Approach. In Beneficial, foreclosure counsel discovered an error in the legal description. Both the lender and the borrower agreed that the original mortgage identified a parcel of property that neither party intended to mortgage. So, in addition to filing the standard foreclosure complaint, counsel added a cause of action for “reformation.” The borrower filed a motion to dismiss, arguing that the mortgage was ineffective “due to the error in the legal description.”
Reformation law. Indiana law on reformation is well-settled. Here are the primary points:
• Reformation is an equitable remedy to relieve the parties of mutual mistake or fraud.
• In cases involving mutual mistake, the party seeking reformation must establish (1) the true intentions of the parties, (2) that a mistake was made, (3) that the mistake was mutual, and (4) that the instrument did not reflect the true intentions of the parties.
The Court in Beneficial stated that, to prevail, it was incumbent upon the lender to prove that its original intent, and that of the borrower, “was to describe a different piece of real estate than that which was in fact described in the mortgage instrument.”
Proving intent. The tricky thing in these cases can be in proving intent. Sometimes the borrower is out of the picture, and sometimes the current plaintiff/mortgagee wasn’t the original lender. Meeting the burden of proof can be difficult. The Court in Beneficial provided some guidance. Courts look to the parties’ conduct during the course of the contract negotiations and closing. The Court hinted that evidence in favor of reformation could include, for instance, (1) the real estate appraisal from the origination file, (2) the HUD-1 settlement statement, (3) the loan application and (4) the loan approval form. Courts will examine evidence that would be compelling on the question of the identity of the real estate that the parties originally intended to be mortgaged.

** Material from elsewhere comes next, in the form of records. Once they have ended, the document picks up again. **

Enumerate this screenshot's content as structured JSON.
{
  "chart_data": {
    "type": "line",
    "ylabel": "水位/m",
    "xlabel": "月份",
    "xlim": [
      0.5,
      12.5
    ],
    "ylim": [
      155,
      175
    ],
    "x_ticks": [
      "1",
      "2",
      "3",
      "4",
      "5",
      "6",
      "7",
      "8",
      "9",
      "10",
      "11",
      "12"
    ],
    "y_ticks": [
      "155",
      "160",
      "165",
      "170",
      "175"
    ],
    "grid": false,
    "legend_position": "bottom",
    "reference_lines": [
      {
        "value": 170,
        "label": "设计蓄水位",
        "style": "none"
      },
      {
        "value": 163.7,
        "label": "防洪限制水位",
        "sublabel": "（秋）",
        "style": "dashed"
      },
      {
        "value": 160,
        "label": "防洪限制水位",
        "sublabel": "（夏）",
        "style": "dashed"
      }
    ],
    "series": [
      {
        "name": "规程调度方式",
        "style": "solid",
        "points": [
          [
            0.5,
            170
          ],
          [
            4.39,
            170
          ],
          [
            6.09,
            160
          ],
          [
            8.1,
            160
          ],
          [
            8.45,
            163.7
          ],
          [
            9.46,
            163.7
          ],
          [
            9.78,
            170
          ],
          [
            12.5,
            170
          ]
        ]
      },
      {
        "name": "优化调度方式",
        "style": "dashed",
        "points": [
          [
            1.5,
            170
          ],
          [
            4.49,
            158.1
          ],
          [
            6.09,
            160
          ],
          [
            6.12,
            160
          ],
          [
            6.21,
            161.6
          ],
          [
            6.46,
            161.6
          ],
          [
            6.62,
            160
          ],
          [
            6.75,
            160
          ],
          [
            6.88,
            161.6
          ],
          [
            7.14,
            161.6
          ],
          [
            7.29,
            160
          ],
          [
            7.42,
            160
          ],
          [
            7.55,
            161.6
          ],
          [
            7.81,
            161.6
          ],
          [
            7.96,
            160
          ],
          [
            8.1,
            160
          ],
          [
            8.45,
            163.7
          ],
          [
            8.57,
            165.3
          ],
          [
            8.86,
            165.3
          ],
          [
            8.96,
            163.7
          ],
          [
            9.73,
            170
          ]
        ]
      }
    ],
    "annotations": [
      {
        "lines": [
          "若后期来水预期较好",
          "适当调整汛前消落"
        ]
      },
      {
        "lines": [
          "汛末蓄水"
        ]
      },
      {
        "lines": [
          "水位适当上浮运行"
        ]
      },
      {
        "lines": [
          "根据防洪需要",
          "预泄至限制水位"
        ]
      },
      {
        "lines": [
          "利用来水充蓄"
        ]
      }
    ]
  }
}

Dismissal overturned. The Court of Appeals reversed the trial court’s dismissal in Beneficial, reasoning that if the lender “were not allowed to proceed beyond the filing of a complaint merely because the description of the property is erroneous, then the viability of any mortgage reformation action . . . is called into question, and indeed perhaps rendered impossible.” The Court gave the lender the opportunity to prove that a mutual mistake occurred in its mortgage with the borrower. If the lender were subsequently able to establish that the mortgage’s legal description was a mistake, and that a different description was intended, then the trial court would be compelled to reform (correct) the mortgage, thereby opening the door to foreclosure of the reformed mortgage on the correct real estate.